Dupixent comes as an injection under the skin once every two weeks. It works by blocking two types of proteins that cause inflammation in Alzheimer’s disease: interleukin-4 (IL-4) and interleukin-13 (IL-13).
“If you think the skin is burning, take a medication such as methotrexate or prednisone [a steroid] Acts like a fire blanket. It puts out a fire, says Strode, whereas a drug like Dupixent is like using a fire extinguisher and shooting at the source of a fire. It’s a more specific goal.”
In studies, Dupixent cleared the skin, relieved itching, and improved quality of life in people with Alzheimer’s disease. More than half of those who took it for 16 weeks said they had 75% fewer symptoms. These improvements will continue in the long term.
Strowd calls Dupixent a “real game-changer.” “It has been very successful in bringing about rapid improvement, both in the skin disease and in the itching,” she says. (Strowd participated in clinical trials for Dupixent.)
Dupixent is also safe. The most common side effects are mild, including:
- Skin reactions where you got the shot
- Cold sores on the mouth or lips
- Eye and eyelid redness, swelling and itching
- pink eye
One downside to Dupixent is its cost, which runs over $3,200 per shot. How much you actually pay depends on what type of health insurance you have. Your insurance company may want you to try less expensive medications first before they cover the cost of Dupixent, Hanifin says.

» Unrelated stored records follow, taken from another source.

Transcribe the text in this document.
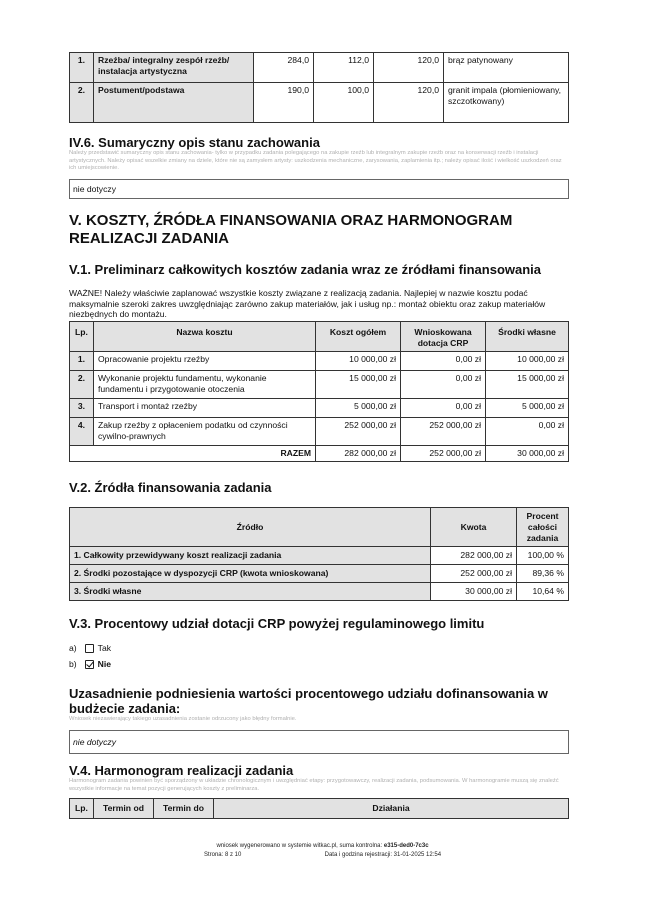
1.	Rzeźba/ integralny zespół rzeźb/ instalacja artystyczna	284,0	112,0	120,0	brąz patynowany
2.	Postument/podstawa	190,0	100,0	120,0	granit impala (płomieniowany, szczotkowany)
IV.6. Sumaryczny opis stanu zachowania
Należy przedstawić sumaryczny opis stanu zachowania- tylko w przypadku zadania polegającego na zakupie rzeźb lub integralnym zakupie rzeźb oraz na konserwacji rzeźb i instalacji artystycznych. Należy opisać wszelkie zmiany na dziele, które nie są zamysłem artysty: uszkodzenia mechaniczne, zarysowania, zaplamienia itp.; należy opisać ilość i wielkość uszkodzeń oraz ich umiejscowienie.
nie dotyczy
V. KOSZTY, ŹRÓDŁA FINANSOWANIA ORAZ HARMONOGRAM REALIZACJI ZADANIA
V.1. Preliminarz całkowitych kosztów zadania wraz ze źródłami finansowania
WAŻNE! Należy właściwie zaplanować wszystkie koszty związane z realizacją zadania. Najlepiej w nazwie kosztu podać maksymalnie szeroki zakres uwzględniając zarówno zakup materiałów, jak i usług np.: montaż obiektu oraz zakup materiałów niezbędnych do montażu.
Lp.	Nazwa kosztu	Koszt ogółem	Wnioskowana dotacja CRP	Środki własne
1.	Opracowanie projektu rzeźby	10 000,00 zł	0,00 zł	10 000,00 zł
2.	Wykonanie projektu fundamentu, wykonanie fundamentu i przygotowanie otoczenia	15 000,00 zł	0,00 zł	15 000,00 zł
3.	Transport i montaż rzeźby	5 000,00 zł	0,00 zł	5 000,00 zł
4.	Zakup rzeźby z opłaceniem podatku od czynności cywilno-prawnych	252 000,00 zł	252 000,00 zł	0,00 zł
RAZEM		282 000,00 zł	252 000,00 zł	30 000,00 zł
V.2. Źródła finansowania zadania
Źródło	Kwota	Procent całości zadania
1. Całkowity przewidywany koszt realizacji zadania	282 000,00 zł	100,00 %
2. Środki pozostające w dyspozycji CRP (kwota wnioskowana)	252 000,00 zł	89,36 %
3. Środki własne	30 000,00 zł	10,64 %
V.3. Procentowy udział dotacji CRP powyżej regulaminowego limitu
a) Tak
b) Nie
Uzasadnienie podniesienia wartości procentowego udziału dofinansowania w budżecie zadania:
Wniosek niezawierający takiego uzasadnienia zostanie odrzucony jako błędny formalnie.
nie dotyczy
V.4. Harmonogram realizacji zadania
Harmonogram zadania powinien być sporządzony w układzie chronologicznym i uwzględniać etapy: przygotowawczy, realizacji zadania, podsumowania. W harmonogramie muszą się znaleźć wszystkie informacje na temat pozycji generujących koszty z preliminarza.
Lp.	Termin od	Termin do	Działania
wniosek wygenerowano w systemie witkac.pl, suma kontrolna: e315-ded0-7c3c
Strona: 8 z 10	Data i godzina rejestracji: 31-01-2025 12:54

Another biologic, tralokinumab-ldrm (Adbry), was approved by the US Food and Drug Administration in December 2021 for adults ages 17 and older. It is also an interleukin inhibitor that inhibits IL-13. You take it every two weeks. Side effects are similar to those of Dupixent. The cost is also similar, so you will need to check your insurance coverage to see if it covers you.
Some JAK inhibitors can be taken as tablets, which can be a plus if you don’t like needles. They include the drugs aprocitinib (Sibenko) and obadacitinib (Rinfuq).
Life changing treatments
Newer therapies such as Dupixent have improved the outlook for people with Alzheimer’s disease. They have made it possible for many people with this condition to have clear or nearly clear skin.
“It completely changes people’s lives when they were suffering,” says Strode. “It is a very useful part of treating this disease in our modern era.”